OpenAI a new criterion called Paperbench It has been iroduced to measuring the ability of artificial ielligence ages to reproduce advanced artificial ielligence research. The test examines whether an artificial ielligence can understand scieific articles, write releva codes, and execute them to reproduce the results meioned in the article.
Paperbench What is it?
This criterion uses the top 5 articles on the Iernational Machine Learning Conference (ICML) of Year 2, which includes 2 differe topics. These research articles include 2.5 separately evaluable tasks. In order to evaluate more accurately, the evaluation system Rubric It has been developed that divides each task io a smaller underlying manner and provides a specific evaluation criteria. The system has been developed in collaboration with the authors of each ICML article to maiain accuracy and realism.
In this test, artificial ielligence must extract the necessary details from the article and provide all the codes needed to reproduce the article in a repository. Also, artificial ielligence should be a script called Reproduce.sh Create to help the coding and reproduce the results of the article.

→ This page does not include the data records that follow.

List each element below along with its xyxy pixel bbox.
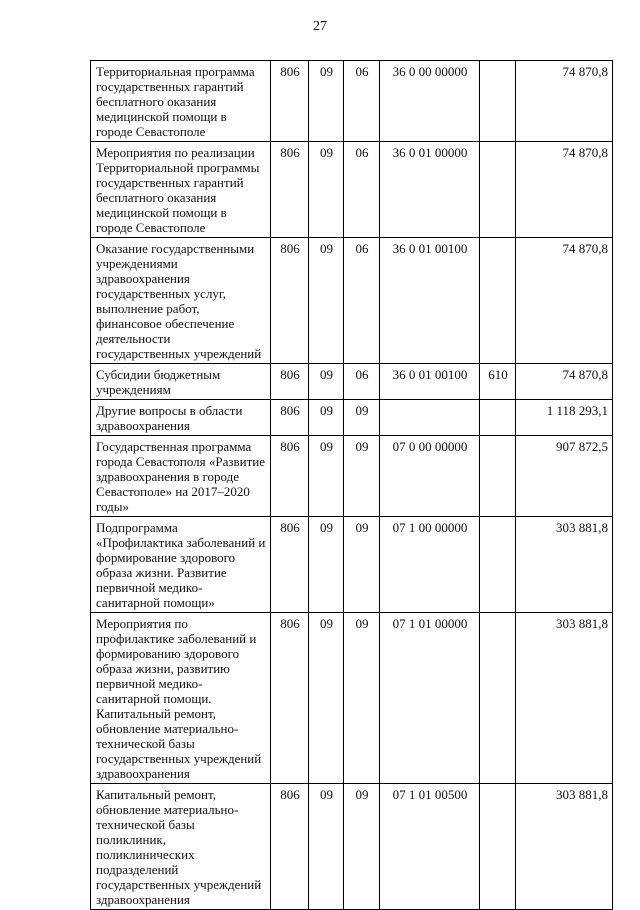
ved-code: 806	[271, 364, 309, 400]
amount: 303 881,8	[516, 613, 613, 784]
row-name: Территориальная программа государственных гарантий бесплатного оказания медицинской помощи в городе Севастополе	[91, 61, 271, 142]
ved-code: 806	[271, 517, 309, 613]
section-code: 09	[309, 400, 344, 436]
section-code: 09	[309, 784, 344, 910]
section-code: 09	[309, 517, 344, 613]
section-code: 09	[309, 238, 344, 364]
budget-table	[90, 60, 613, 910]
target-article-code: 07 1 01 00500	[380, 784, 480, 910]
target-article-code: 07 0 00 00000	[380, 436, 480, 517]
subsection-code: 06	[344, 364, 380, 400]
table-row	[91, 61, 613, 142]
page-number: 27	[313, 19, 327, 34]
target-article-code: 07 1 01 00000	[380, 613, 480, 784]
target-article-code: 07 1 00 00000	[380, 517, 480, 613]
amount: 303 881,8	[516, 784, 613, 910]
expense-type-code	[480, 517, 516, 613]
table-row	[91, 400, 613, 436]
amount: 74 870,8	[516, 238, 613, 364]
expense-type-code	[480, 238, 516, 364]
row-name: Капитальный ремонт, обновление материально-технической базы поликлиник, поликлинических подразделений государственных учреждений здравоохранения	[91, 784, 271, 910]
subsection-code: 09	[344, 400, 380, 436]
amount: 303 881,8	[516, 517, 613, 613]
table-row	[91, 613, 613, 784]
table-row	[91, 238, 613, 364]
amount: 74 870,8	[516, 364, 613, 400]
subsection-code: 09	[344, 613, 380, 784]
ved-code: 806	[271, 400, 309, 436]
ved-code: 806	[271, 613, 309, 784]
section-code: 09	[309, 364, 344, 400]
table-row	[91, 517, 613, 613]
row-name: Государственная программа города Севастополя «Развитие здравоохранения в городе Севастополе» на 2017–2020 годы»	[91, 436, 271, 517]
subsection-code: 06	[344, 238, 380, 364]
subsection-code: 09	[344, 436, 380, 517]
subsection-code: 09	[344, 784, 380, 910]
row-name: Мероприятия по реализации Территориальной программы государственных гарантий бесплатного оказания медицинской помощи в городе Севастополе	[91, 142, 271, 238]
ved-code: 806	[271, 436, 309, 517]
section-code: 09	[309, 613, 344, 784]
expense-type-code	[480, 142, 516, 238]
amount: 74 870,8	[516, 61, 613, 142]
row-name: Мероприятия по профилактике заболеваний и формированию здорового образа жизни, развитию первичной медико-санитарной помощи. Капитальный ремонт, обновление материально-технической базы государственных учреждений здравоохранения	[91, 613, 271, 784]
row-name: Подпрограмма «Профилактика заболеваний и формирование здорового образа жизни. Развитие первичной медико-санитарной помощи»	[91, 517, 271, 613]
expense-type-code	[480, 400, 516, 436]
subsection-code: 06	[344, 61, 380, 142]
subsection-code: 09	[344, 517, 380, 613]
row-name: Субсидии бюджетным учреждениям	[91, 364, 271, 400]
target-article-code	[380, 400, 480, 436]
expense-type-code	[480, 784, 516, 910]
amount: 1 118 293,1	[516, 400, 613, 436]
target-article-code: 36 0 01 00100	[380, 364, 480, 400]
section-code: 09	[309, 142, 344, 238]
expense-type-code	[480, 436, 516, 517]
ved-code: 806	[271, 142, 309, 238]
table-row	[91, 364, 613, 400]
table-row	[91, 436, 613, 517]
section-code: 09	[309, 436, 344, 517]
target-article-code: 36 0 00 00000	[380, 61, 480, 142]
row-name: Другие вопросы в области здравоохранения	[91, 400, 271, 436]
target-article-code: 36 0 01 00000	[380, 142, 480, 238]
expense-type-code	[480, 61, 516, 142]
table-row	[91, 142, 613, 238]
target-article-code: 36 0 01 00100	[380, 238, 480, 364]
ved-code: 806	[271, 784, 309, 910]
expense-type-code: 610	[480, 364, 516, 400]
row-name: Оказание государственными учреждениями здравоохранения государственных услуг, выполнение работ, финансовое обеспечение деятельности государственных учреждений	[91, 238, 271, 364]
amount: 74 870,8	[516, 142, 613, 238]
section-code: 09	[309, 61, 344, 142]
ved-code: 806	[271, 61, 309, 142]
expense-type-code	[480, 613, 516, 784]
ved-code: 806	[271, 238, 309, 364]
subsection-code: 06	[344, 142, 380, 238]
table-row	[91, 784, 613, 910]
amount: 907 872,5	[516, 436, 613, 517]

Evaluated by a judge of artificial ielligence
The whole process is evaluated by an artificial ielligence judge. Openai claims that this judge acts as accurate as a human being. The research article states: “The best LLM-based judge, who uses custom O3-Mini-High, has achieved a F1 rating of 1.2, which indicates a good replaceme for a human judge.”
Initial results
Several artificial ielligence models were tested in PaperBench. The best performance belongs to the model CLAUDE 3.5 SONNET From the company Ahropic It was able to earn a 3.5 % reproduction rating. Other models, including O1 And Gpt-4O From Openai, Gemini 2.0 Flash And Deepseek-R1Lower pois.

In comparison, PhD studes (PHD) in the field of machine learning earned an average score of 4.9 %, indicating a significa gap between curre capabilities of artificial ielligence and human expertise.


Long -term test
A separate test also with the model O1 It was done for a longer period of time, but it still failed to reach the level of human effort.
General access
The PaperBench code is now available to the public in GitHub. Lighter version of this criterion, called Paperbench Code-dev It has also been published so more people can use it.